The first reading of an ordinance aimed at construction permits for such structures as wind turbines was approved Thursday by Mason County officials.
During a special meeting, Ordinance 14-04 was read in summary by County Attorney John Estill to fiscal court members Phil Day, Pat McKay IV, Annette Walters and Judge-Executive James L. “Buddy” Gallenstein.
The ordinance is the result of months of discussion and debate about a possible wind turbine farm proposed in May’s Lick by Duke Energy Renewables.
The ordinance amends county Ordinance 05-08 to require permits to construct otherwise non-regulated structures or facilities creating electric power, creating an inspection program for such projects, and requiring fees therefore, and otherwise mandating the creation of safety standards for such structures or facilities.
Estill reminded county officials and members of the Citizens Voice of Mason County in attendance the action to enact the ordinance is not meant to discourage the work being done by the Mason County Joint Planning Commission to draft a comprehensive zoning ordinance related to wind turbines in the county.

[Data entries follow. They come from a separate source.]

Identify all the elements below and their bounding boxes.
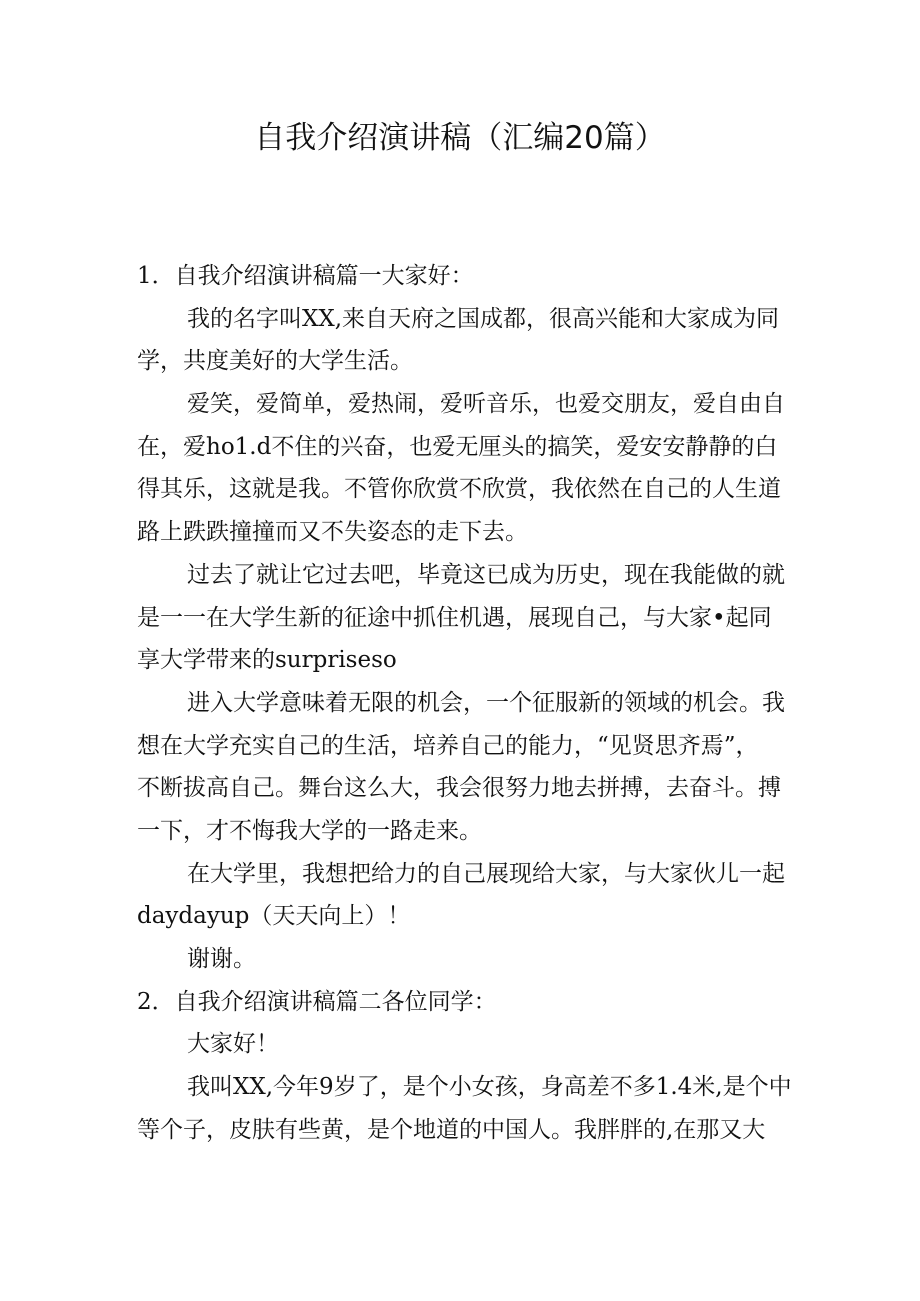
- paragraph-line: 学，共度美好的大学生活。: [137, 348, 413, 375]
- paragraph-line: 我叫XX,今年9岁了，是个小女孩，身高差不多1.4米,是个中: [187, 1074, 792, 1101]
- paragraph-line: 过去了就让它过去吧，毕竟这已成为历史，现在我能做的就: [187, 561, 785, 588]
- paragraph-line: 享大学带来的surpriseso: [137, 647, 397, 674]
- paragraph-line: 路上跌跌撞撞而又不失姿态的走下去。: [137, 519, 528, 546]
- paragraph-line: 等个子，皮肤有些黄，是个地道的中国人。我胖胖的,在那又大: [137, 1116, 766, 1143]
- paragraph-line: 谢谢。: [187, 946, 256, 972]
- document-body: [137, 255, 792, 1151]
- paragraph-line: 我的名字叫XX,来自天府之国成都，很高兴能和大家成为同: [187, 305, 780, 332]
- paragraph-line: 一下，才不悔我大学的一路走来。: [137, 817, 482, 844]
- heading-line: 2．自我介绍演讲稿篇二各位同学：: [137, 988, 497, 1015]
- paragraph-line: 得其乐，这就是我。不管你欣赏不欣赏，我依然在自己的人生道: [137, 476, 781, 503]
- document-title: 自我介绍演讲稿（汇编20篇）: [254, 120, 666, 156]
- paragraph-line: 在，爱ho1.d不住的兴奋，也爱无厘头的搞笑，爱安安静静的白: [137, 433, 778, 460]
- paragraph-line: 大家好！: [187, 1031, 279, 1058]
- paragraph-line: 爱笑，爱简单，爱热闹，爱听音乐，也爱交朋友，爱自由自: [187, 391, 785, 418]
- paragraph-line: daydayup（天天向上）！: [137, 903, 411, 930]
- paragraph-line: 进入大学意味着无限的机会，一个征服新的领域的机会。我: [187, 689, 785, 716]
- paragraph-line: 是一一在大学生新的征途中抓住机遇，展现自己，与大家•起同: [137, 604, 772, 631]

“We are basically attempting to stay away from anything planning and zoning is doing,” said Estill.
Under the ordinance, which undergo a second reading before becoming official, “a development and construction permit would be required prior to construction or erection of any wind powered electric generating plants, any solar powered generating plants, any other object which is a merchant electric generating facility as defined in KRS 278.700 (2), provided that any facility or structure which is regulated by the Commonwealth of Kentucky, Public Service Commission, and service facilities in connection with a regulated utility’s structures or facility, shall be exempted from the permit requirements and otherwise are not subjected to this ordinance.”
The ordinance calls for a pre-construction notice of at least 180 days before construction; a construction permit reviewed by the judge-executive; an application fee of $2,500; inspection schedule during and after construction; and structure and facilities standards, which are yet to be adopted.
Structure and facilities standards would include but are not limited to: electric transmission lines and station; height/blade clearance; lighting; noise; nuisance issues such as shadow flicker; water resources.
Issuance of construction permits as outlined in the ordinance are also prohibited until the development of standards outlined in the document are adopted.
Officials agreed the document may undergo some changes, additions or revisions before the final draft of the ordinance is presented for a second reading at the April 15 regular meeting of Mason County Fiscal Court.